Definition
An ARINC 424 path terminator leg that instructs the aircraft to fly a specified magnetic heading until reaching a defined altitude, at which point the leg ends and the next leg begins. The VA leg has no defined ground track and no fixed endpoint location — the leg terminates whenever the altitude is reached, so the actual geographic position at termination varies with wind, climb performance, and aircraft weight.
Plain English
It's a coded instruction in the flight plan that says 'fly this heading and keep climbing until you hit this altitude, then move on to the next instruction.' Where you actually end up on the map depends on how fast you climb and what the wind is doing.
Context Anchor
Seen in instrument procedure design and RNAV procedure coding, especially on departures and missed approach segments where the aircraft must climb on a heading before continuing.
Derivation
In the ARINC 424 path terminator system, each leg type is named by two letters. The first letter describes the path being flown (V = heading, vector); the second letter describes what ends the leg (A = altitude).
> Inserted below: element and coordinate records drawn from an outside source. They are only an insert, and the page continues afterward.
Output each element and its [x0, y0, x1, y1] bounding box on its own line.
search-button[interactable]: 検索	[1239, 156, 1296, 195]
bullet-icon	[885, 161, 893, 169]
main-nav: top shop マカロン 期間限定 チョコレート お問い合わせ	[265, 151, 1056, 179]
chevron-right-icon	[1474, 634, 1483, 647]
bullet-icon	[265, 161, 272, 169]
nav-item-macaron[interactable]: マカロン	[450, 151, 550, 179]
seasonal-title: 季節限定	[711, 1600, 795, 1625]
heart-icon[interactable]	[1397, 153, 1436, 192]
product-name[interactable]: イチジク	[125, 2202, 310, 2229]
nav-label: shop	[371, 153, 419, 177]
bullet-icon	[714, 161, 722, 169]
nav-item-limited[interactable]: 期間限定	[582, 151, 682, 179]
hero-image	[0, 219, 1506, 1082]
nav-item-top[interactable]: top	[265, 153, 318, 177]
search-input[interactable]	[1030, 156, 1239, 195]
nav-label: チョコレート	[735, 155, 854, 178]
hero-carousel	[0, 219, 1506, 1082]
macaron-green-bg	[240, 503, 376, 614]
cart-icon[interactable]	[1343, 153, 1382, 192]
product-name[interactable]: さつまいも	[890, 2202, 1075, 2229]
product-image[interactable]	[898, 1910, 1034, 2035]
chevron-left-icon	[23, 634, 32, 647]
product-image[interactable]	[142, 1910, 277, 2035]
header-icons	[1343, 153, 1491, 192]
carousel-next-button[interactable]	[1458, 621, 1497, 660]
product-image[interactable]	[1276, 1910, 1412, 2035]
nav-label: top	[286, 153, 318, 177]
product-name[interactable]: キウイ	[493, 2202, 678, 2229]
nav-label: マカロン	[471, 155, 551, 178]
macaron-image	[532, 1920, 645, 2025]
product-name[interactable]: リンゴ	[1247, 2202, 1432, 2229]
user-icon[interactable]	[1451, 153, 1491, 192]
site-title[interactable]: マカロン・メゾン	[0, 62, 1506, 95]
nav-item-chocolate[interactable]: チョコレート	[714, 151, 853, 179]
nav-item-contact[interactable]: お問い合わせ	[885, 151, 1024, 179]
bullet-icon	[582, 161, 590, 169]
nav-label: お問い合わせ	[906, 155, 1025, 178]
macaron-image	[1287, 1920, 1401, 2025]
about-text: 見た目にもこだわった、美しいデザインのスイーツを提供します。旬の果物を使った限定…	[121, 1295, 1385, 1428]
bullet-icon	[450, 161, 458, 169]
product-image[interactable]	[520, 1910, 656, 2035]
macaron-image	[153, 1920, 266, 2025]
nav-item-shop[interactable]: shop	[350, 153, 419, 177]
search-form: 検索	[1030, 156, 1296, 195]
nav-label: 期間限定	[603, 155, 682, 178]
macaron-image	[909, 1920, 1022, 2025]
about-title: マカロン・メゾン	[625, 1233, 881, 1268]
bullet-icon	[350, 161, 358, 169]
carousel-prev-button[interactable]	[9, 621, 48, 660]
So VA literally reads as 'heading-to-altitude.' Knowing the V/A pattern helps you decode related legs like CA (course to altitude) or VI (heading to intercept).
Why Pilots Care
Keeps the aircraft on the designed path for obstacle clearance until the required altitude is reached.
Grounding Statement
The important idea is that altitude, not position over the ground, is the trigger for ending this leg.
Intuition Check
Do not read this as simply “fly toward an altitude.” It means hold a specified heading, and stop that leg when the specified altitude is reached.
Example Sentence 1
The first leg of the departure was coded as a VA leg: fly heading 270° until passing 2,000 feet, then turn on course.
Example Sentence 2
The pilot maintained runway heading on the VA leg until the altimeter showed the published altitude.